O tema recuperou relevância em meio às controvérsias policiais e midiáticas envolvendo o chamado caso Banco Master, que trouxe à tona episódios que atingiram magistrados e reacenderam o debate sobre limites éticos. Embora os debates tenham perdido centralidade no debate público recentemente, integrantes do tribunal afirmam que o trabalho técnico prossegue. A proposta pretende também tratar de temas práticos, como vínculos com entidades privadas e critérios de divulgação de relações que possam suscitar dúvidas.
Uma das principais discussões é o alcance do código: há setores do Judiciário que defendem que as normas sirvam de referência para toda a magistratura, e outra corrente avalia a possibilidade de estender parâmetros ao Ministério Público. Essa ambição de uniformidade encontra resistência prática, porque exigiria coordenação com órgãos como o Conselho Nacional de Justiça e o Conselho Nacional do Ministério Público — etapas que ampliariam o debate e poderiam retardar a adoção de medidas imediatas no STF.
Especialistas ouvidos nos bastidores lembram que já existem instrumentos normativos, como a Lei Orgânica da Magistratura e as normas do CNJ, e que a discussão atual evidencia uma fragilidade no cumprimento efetivo das regras vigentes. Nesse sentido, o código pode ter papel simbólico e prático: reforçar padrões, fechar lacunas normativas e oferecer parâmetros claros para afastamento de situações controversas. Mas sua eficácia dependerá não só do texto final, mas da institucionalização de mecanismos de fiscalização e sanção.

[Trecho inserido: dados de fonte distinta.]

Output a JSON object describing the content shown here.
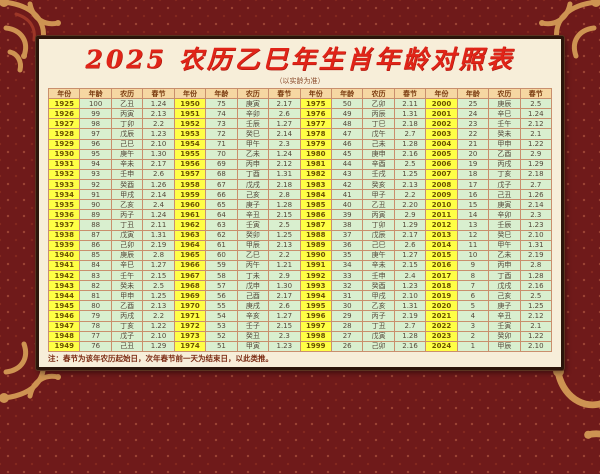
{
  "page": {
    "title": "2025 农历乙巳年生肖年龄对照表",
    "subtitle": "（以实龄为准）",
    "footnote": "注：春节为该年农历起始日，次年春节前一天为结束日，以此类推。"
  },
  "colors": {
    "background_maroon": "#6f1a1a",
    "panel_cream": "#f7eed9",
    "title_red": "#e02418",
    "header_peach": "#f6d7a2",
    "year_yellow": "#ffff45",
    "cell_green": "#d9efcf",
    "grid_brown": "#c98f6d",
    "ornament_gold": "#d49a55"
  },
  "table": {
    "column_headers": [
      "年份",
      "年龄",
      "农历",
      "春节"
    ],
    "groups": [
      {
        "rows": [
          [
            "1925",
            "100",
            "乙丑",
            "1.24"
          ],
          [
            "1926",
            "99",
            "丙寅",
            "2.13"
          ],
          [
            "1927",
            "98",
            "丁卯",
            "2.2"
          ],
          [
            "1928",
            "97",
            "戊辰",
            "1.23"
          ],
          [
            "1929",
            "96",
            "己巳",
            "2.10"
          ],
          [
            "1930",
            "95",
            "庚午",
            "1.30"
          ],
          [
            "1931",
            "94",
            "辛未",
            "2.17"
          ],
          [
            "1932",
            "93",
            "壬申",
            "2.6"
          ],
          [
            "1933",
            "92",
            "癸酉",
            "1.26"
          ],
          [
            "1934",
            "91",
            "甲戌",
            "2.14"
          ],
          [
            "1935",
            "90",
            "乙亥",
            "2.4"
          ],
          [
            "1936",
            "89",
            "丙子",
            "1.24"
          ],
          [
            "1937",
            "88",
            "丁丑",
            "2.11"
          ],
          [
            "1938",
            "87",
            "戊寅",
            "1.31"
          ],
          [
            "1939",
            "86",
            "己卯",
            "2.19"
          ],
          [
            "1940",
            "85",
            "庚辰",
            "2.8"
          ],
          [
            "1941",
            "84",
            "辛巳",
            "1.27"
          ],
          [
            "1942",
            "83",
            "壬午",
            "2.15"
          ],
          [
            "1943",
            "82",
            "癸未",
            "2.5"
          ],
          [
            "1944",
            "81",
            "甲申",
            "1.25"
          ],
          [
            "1945",
            "80",
            "乙酉",
            "2.13"
          ],
          [
            "1946",
            "79",
            "丙戌",
            "2.2"
          ],
          [
            "1947",
            "78",
            "丁亥",
            "1.22"
          ],
          [
            "1948",
            "77",
            "戊子",
            "2.10"
          ],
          [
            "1949",
            "76",
            "己丑",
            "1.29"
          ]
        ]
      },
      {
        "rows": [
          [
            "1950",
            "75",
            "庚寅",
            "2.17"
          ],
          [
            "1951",
            "74",
            "辛卯",
            "2.6"
          ],
          [
            "1952",
            "73",
            "壬辰",
            "1.27"
          ],
          [
            "1953",
            "72",
            "癸巳",
            "2.14"
          ],
          [
            "1954",
            "71",
            "甲午",
            "2.3"
          ],
          [
            "1955",
            "70",
            "乙未",
            "1.24"
          ],
          [
            "1956",
            "69",
            "丙申",
            "2.12"
          ],
          [
            "1957",
            "68",
            "丁酉",
            "1.31"
          ],
          [
            "1958",
            "67",
            "戊戌",
            "2.18"
          ],
          [
            "1959",
            "66",
            "己亥",
            "2.8"
          ],
          [
            "1960",
            "65",
            "庚子",
            "1.28"
          ],
          [
            "1961",
            "64",
            "辛丑",
            "2.15"
          ],
          [
            "1962",
            "63",
            "壬寅",
            "2.5"
          ],
          [
            "1963",
            "62",
            "癸卯",
            "1.25"
          ],
          [
            "1964",
            "61",
            "甲辰",
            "2.13"
          ],
          [
            "1965",
            "60",
            "乙巳",
            "2.2"
          ],
          [
            "1966",
            "59",
            "丙午",
            "1.21"
          ],
          [
            "1967",
            "58",
            "丁未",
            "2.9"
          ],
          [
            "1968",
            "57",
            "戊申",
            "1.30"
          ],
          [
            "1969",
            "56",
            "己酉",
            "2.17"
          ],
          [
            "1970",
            "55",
            "庚戌",
            "2.6"
          ],
          [
            "1971",
            "54",
            "辛亥",
            "1.27"
          ],
          [
            "1972",
            "53",
            "壬子",
            "2.15"
          ],
          [
            "1973",
            "52",
            "癸丑",
            "2.3"
          ],
          [
            "1974",
            "51",
            "甲寅",
            "1.23"
          ]
        ]
      },
      {
        "rows": [
          [
            "1975",
            "50",
            "乙卯",
            "2.11"
          ],
          [
            "1976",
            "49",
            "丙辰",
            "1.31"
          ],
          [
            "1977",
            "48",
            "丁巳",
            "2.18"
          ],
          [
            "1978",
            "47",
            "戊午",
            "2.7"
          ],
          [
            "1979",
            "46",
            "己未",
            "1.28"
          ],
          [
            "1980",
            "45",
            "庚申",
            "2.16"
          ],
          [
            "1981",
            "44",
            "辛酉",
            "2.5"
          ],
          [
            "1982",
            "43",
            "壬戌",
            "1.25"
          ],
          [
            "1983",
            "42",
            "癸亥",
            "2.13"
          ],
          [
            "1984",
            "41",
            "甲子",
            "2.2"
          ],
          [
            "1985",
            "40",
            "乙丑",
            "2.20"
          ],
          [
            "1986",
            "39",
            "丙寅",
            "2.9"
          ],
          [
            "1987",
            "38",
            "丁卯",
            "1.29"
          ],
          [
            "1988",
            "37",
            "戊辰",
            "2.17"
          ],
          [
            "1989",
            "36",
            "己巳",
            "2.6"
          ],
          [
            "1990",
            "35",
            "庚午",
            "1.27"
          ],
          [
            "1991",
            "34",
            "辛未",
            "2.15"
          ],
          [
            "1992",
            "33",
            "壬申",
            "2.4"
          ],
          [
            "1993",
            "32",
            "癸酉",
            "1.23"
          ],
          [
            "1994",
            "31",
            "甲戌",
            "2.10"
          ],
          [
            "1995",
            "30",
            "乙亥",
            "1.31"
          ],
          [
            "1996",
            "29",
            "丙子",
            "2.19"
          ],
          [
            "1997",
            "28",
            "丁丑",
            "2.7"
          ],
          [
            "1998",
            "27",
            "戊寅",
            "1.28"
          ],
          [
            "1999",
            "26",
            "己卯",
            "2.16"
          ]
        ]
      },
      {
        "rows": [
          [
            "2000",
            "25",
            "庚辰",
            "2.5"
          ],
          [
            "2001",
            "24",
            "辛巳",
            "1.24"
          ],
          [
            "2002",
            "23",
            "壬午",
            "2.12"
          ],
          [
            "2003",
            "22",
            "癸未",
            "2.1"
          ],
          [
            "2004",
            "21",
            "甲申",
            "1.22"
          ],
          [
            "2005",
            "20",
            "乙酉",
            "2.9"
          ],
          [
            "2006",
            "19",
            "丙戌",
            "1.29"
          ],
          [
            "2007",
            "18",
            "丁亥",
            "2.18"
          ],
          [
            "2008",
            "17",
            "戊子",
            "2.7"
          ],
          [
            "2009",
            "16",
            "己丑",
            "1.26"
          ],
          [
            "2010",
            "15",
            "庚寅",
            "2.14"
          ],
          [
            "2011",
            "14",
            "辛卯",
            "2.3"
          ],
          [
            "2012",
            "13",
            "壬辰",
            "1.23"
          ],
          [
            "2013",
            "12",
            "癸巳",
            "2.10"
          ],
          [
            "2014",
            "11",
            "甲午",
            "1.31"
          ],
          [
            "2015",
            "10",
            "乙未",
            "2.19"
          ],
          [
            "2016",
            "9",
            "丙申",
            "2.8"
          ],
          [
            "2017",
            "8",
            "丁酉",
            "1.28"
          ],
          [
            "2018",
            "7",
            "戊戌",
            "2.16"
          ],
          [
            "2019",
            "6",
            "己亥",
            "2.5"
          ],
          [
            "2020",
            "5",
            "庚子",
            "1.25"
          ],
          [
            "2021",
            "4",
            "辛丑",
            "2.12"
          ],
          [
            "2022",
            "3",
            "壬寅",
            "2.1"
          ],
          [
            "2023",
            "2",
            "癸卯",
            "1.22"
          ],
          [
            "2024",
            "1",
            "甲辰",
            "2.10"
          ]
        ]
      }
    ]
  }
}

A definição final sobre a adoção do código deve ocorrer durante a gestão do ministro Edson Fachin na presidência do STF, cujo mandato vai até o segundo semestre de 2027 — horizonte considerado suficiente para amadurecer a proposta. Politicamente, o movimento coloca o Tribunal sob pressão para demonstrar resposta institucional a episódios que minaram a confiança. Se bem conduzido, o código pode recompor credibilidade; se esvaziado em alcance ou aplicação, tende a ser interpretado como medida insuficiente diante das demandas por maior transparência.